Nora Young and Marie Bjerede have an interesting conversation (14min approx) on Spark. It starts with the “fears” that students may use the phone to distract themselves in the classroom. Now, this is a K-12 discussion, but I’ve heard the same thing in higher ed. To that I have a couple things to say. First, in classes with older students (teens and up), the instructor might want to look at their lecture/lesson and figure out why they are not able to keep the attention of the students. Instructors also need to consider that there are some students who will never pay attention – and if they are distracted with a phone or other device, at least they are quiet (isn’t that the holy grail of our Victorian era classroom?). Second, even then most connected kid only has a finite number of friends and a finite amount of attention for the News Feed and chat in Facebook. Eventually, they will be sated and return their attention to your lesson. The more we try to limit this, the more kids will try to do it. But back to the interview.

The project (Project K-Nect) that the interview is about sounds really quite interesting and it shows how tools can help shape communication. The phone proved to be an enabler – just as other computer mediated communication tools have been shown – for kids who were quiet, it proved to be a social tool (even notice how people chimp around phones?) as teachers started to develop collaborative assignments. The phone also enabled students to connect after school as well – just as they have for farmers, students and health workers in Africa. Nora brings this last point up in the middle of the interview which Marie jumps on right away.
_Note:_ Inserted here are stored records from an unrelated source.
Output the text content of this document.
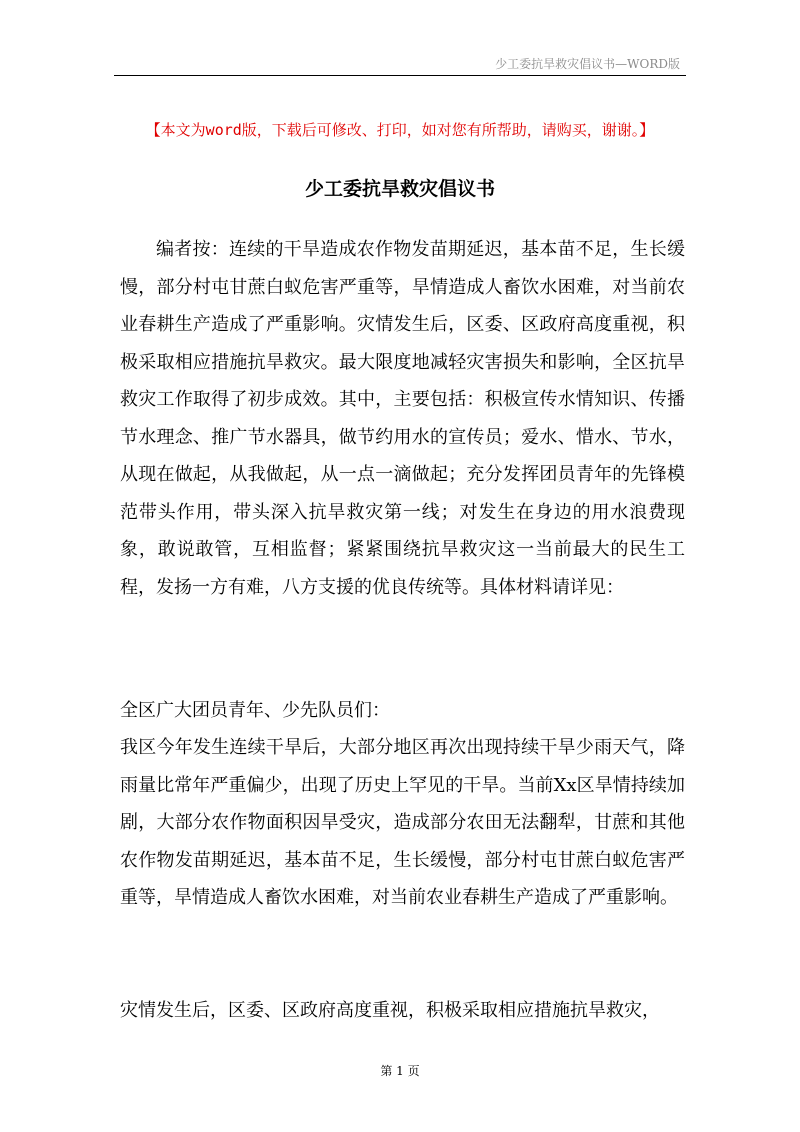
少工委抗旱救灾倡议书—WORD版
【本文为word版，下载后可修改、打印，如对您有所帮助，请购买，谢谢。】
少工委抗旱救灾倡议书
编者按：连续的干旱造成农作物发苗期延迟，基本苗不足，生长缓慢，部分村屯甘蔗白蚁危害严重等，旱情造成人畜饮水困难，对当前农业春耕生产造成了严重影响。灾情发生后，区委、区政府高度重视，积极采取相应措施抗旱救灾。最大限度地减轻灾害损失和影响，全区抗旱救灾工作取得了初步成效。其中，主要包括：积极宣传水情知识、传播节水理念、推广节水器具，做节约用水的宣传员；爱水、惜水、节水，从现在做起，从我做起，从一点一滴做起；充分发挥团员青年的先锋模范带头作用，带头深入抗旱救灾第一线；对发生在身边的用水浪费现象，敢说敢管，互相监督；紧紧围绕抗旱救灾这一当前最大的民生工程，发扬一方有难，八方支援的优良传统等。具体材料请详见：
全区广大团员青年、少先队员们：
我区今年发生连续干旱后，大部分地区再次出现持续干旱少雨天气，降雨量比常年严重偏少，出现了历史上罕见的干旱。当前Xx区旱情持续加剧，大部分农作物面积因旱受灾，造成部分农田无法翻犁，甘蔗和其他农作物发苗期延迟，基本苗不足，生长缓慢，部分村屯甘蔗白蚁危害严重等，旱情造成人畜饮水困难，对当前农业春耕生产造成了严重影响。
灾情发生后，区委、区政府高度重视，积极采取相应措施抗旱救灾，
第 1 页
A small cynic in me suggests that even though there is lots of promise, the “magic bullet” has been seen before – Radio, TV, Desktop computers, laptops… and now phones – and failed to kill the apathy and stagnation that seems to be present in the school system. The difference this time however is that the full functionality of the device/technology is present just about everywhere, so the novelty factor can potentially refreshed all the time, the device is personal and is carried in the pocket and the use of the device is ubiquitous in the “real world”. Finally one other difference is that unlike say educational television which “grows up” into a documentary, which is a niche market, kids using phone tools to track finances, record and report their world are doing the same thing that other, “real world” users are doing. You know – reading, writing, sharing, calculating, logging, analyzing… school like stuff and they are doing it all the time.